The state began requiring utilities and regulators to factor in the environmental and health costs of pollutants when making decisions about electricity generation back in the 1990s. The case over whether Minnesota should update the values began several years ago, when environmental groups argued the Public Utilities Commission was using outdated figures.
A lot has changed in those years. Peabody Energy, a coal company, had intervened in the case and argued that Minnesota would benefit from climate change. On Friday, Peabody was a no-show at the hearing, having recently emerged from Chapter 11 bankruptcy. And Xcel Energy has further distanced itself from other utilities in the state, putting forth plans to reduce carbon emissions 60 percent by 2030. Nicholas Martin, who represented Xcel at the hearing, said the utility expects even more aggressive reductions in its next round of planning.
"We think bold action is needed, and we're taking bold action to reduce carbon emissions," Martin said, urging the PUC not to delay a decision.
He said the decision would give utilities certainty as they plan for the future "and allow us to all go about the business of reducing carbon emissions aggressively and affordably."
Attorneys representing the largest energy users, such as manufacturing facilities, rejected the models used to calculate the federal social cost of carbon as too speculative. They also questioned the logic of forcing Minnesotans to pay for carbon emissions when much of the rest of the world is not held to the same standard.
"It is not reasonable, we submit, to charge Minnesotans with worldwide costs," said Marc Al, an attorney for the industrial customers.
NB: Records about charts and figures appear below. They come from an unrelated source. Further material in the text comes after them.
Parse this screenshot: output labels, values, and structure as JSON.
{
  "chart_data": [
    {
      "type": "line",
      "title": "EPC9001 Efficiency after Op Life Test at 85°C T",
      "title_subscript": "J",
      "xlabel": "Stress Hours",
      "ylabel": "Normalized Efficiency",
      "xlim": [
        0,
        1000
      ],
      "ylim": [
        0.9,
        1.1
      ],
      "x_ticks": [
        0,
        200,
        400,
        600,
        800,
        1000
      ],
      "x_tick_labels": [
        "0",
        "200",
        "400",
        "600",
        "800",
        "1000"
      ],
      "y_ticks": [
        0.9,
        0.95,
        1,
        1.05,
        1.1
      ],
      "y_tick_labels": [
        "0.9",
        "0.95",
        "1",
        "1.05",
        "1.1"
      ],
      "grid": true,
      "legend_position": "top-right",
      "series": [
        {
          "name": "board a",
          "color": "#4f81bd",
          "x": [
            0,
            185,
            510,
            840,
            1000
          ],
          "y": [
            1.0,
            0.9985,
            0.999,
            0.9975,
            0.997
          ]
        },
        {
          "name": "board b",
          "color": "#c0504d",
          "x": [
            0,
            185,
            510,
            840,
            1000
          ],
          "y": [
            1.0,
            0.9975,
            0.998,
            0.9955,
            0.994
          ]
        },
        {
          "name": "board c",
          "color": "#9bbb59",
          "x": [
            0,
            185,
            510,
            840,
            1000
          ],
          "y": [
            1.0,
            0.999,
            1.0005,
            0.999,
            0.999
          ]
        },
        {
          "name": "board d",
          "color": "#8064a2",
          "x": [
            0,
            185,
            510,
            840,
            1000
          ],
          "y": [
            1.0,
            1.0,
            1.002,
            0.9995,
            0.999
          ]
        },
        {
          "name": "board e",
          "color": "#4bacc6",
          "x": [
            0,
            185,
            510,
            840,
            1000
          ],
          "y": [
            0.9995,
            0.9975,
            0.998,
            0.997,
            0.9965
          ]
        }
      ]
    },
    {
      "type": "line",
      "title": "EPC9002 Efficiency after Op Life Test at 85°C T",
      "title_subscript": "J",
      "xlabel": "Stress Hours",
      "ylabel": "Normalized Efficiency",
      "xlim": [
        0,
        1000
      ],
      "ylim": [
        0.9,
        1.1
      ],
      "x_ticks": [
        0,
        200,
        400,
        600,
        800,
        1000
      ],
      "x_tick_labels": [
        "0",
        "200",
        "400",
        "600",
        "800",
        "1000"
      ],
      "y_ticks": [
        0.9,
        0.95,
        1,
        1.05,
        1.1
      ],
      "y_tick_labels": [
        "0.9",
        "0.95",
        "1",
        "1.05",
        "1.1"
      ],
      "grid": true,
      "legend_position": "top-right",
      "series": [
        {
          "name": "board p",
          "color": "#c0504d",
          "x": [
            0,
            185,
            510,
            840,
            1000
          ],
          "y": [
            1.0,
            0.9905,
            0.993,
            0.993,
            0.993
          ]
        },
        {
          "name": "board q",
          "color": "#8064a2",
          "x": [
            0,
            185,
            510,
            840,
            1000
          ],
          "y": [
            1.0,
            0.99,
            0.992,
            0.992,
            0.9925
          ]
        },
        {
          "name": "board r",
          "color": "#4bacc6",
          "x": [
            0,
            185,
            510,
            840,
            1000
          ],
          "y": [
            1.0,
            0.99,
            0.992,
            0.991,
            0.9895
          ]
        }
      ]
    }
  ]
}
But Leigh Currie, an attorney for the Minnesota Center for Environmental Advocacy, said the economics of renewable energy have changed dramatically, meaning there will be more instances in the future where renewable energy beats fossil fuel forms of electricity generation on cost even without accounting for the societal costs of pollution.
"Whether the social cost of carbon is the best available measure," she said, "and whether it's reasonable, is unequivocally yes."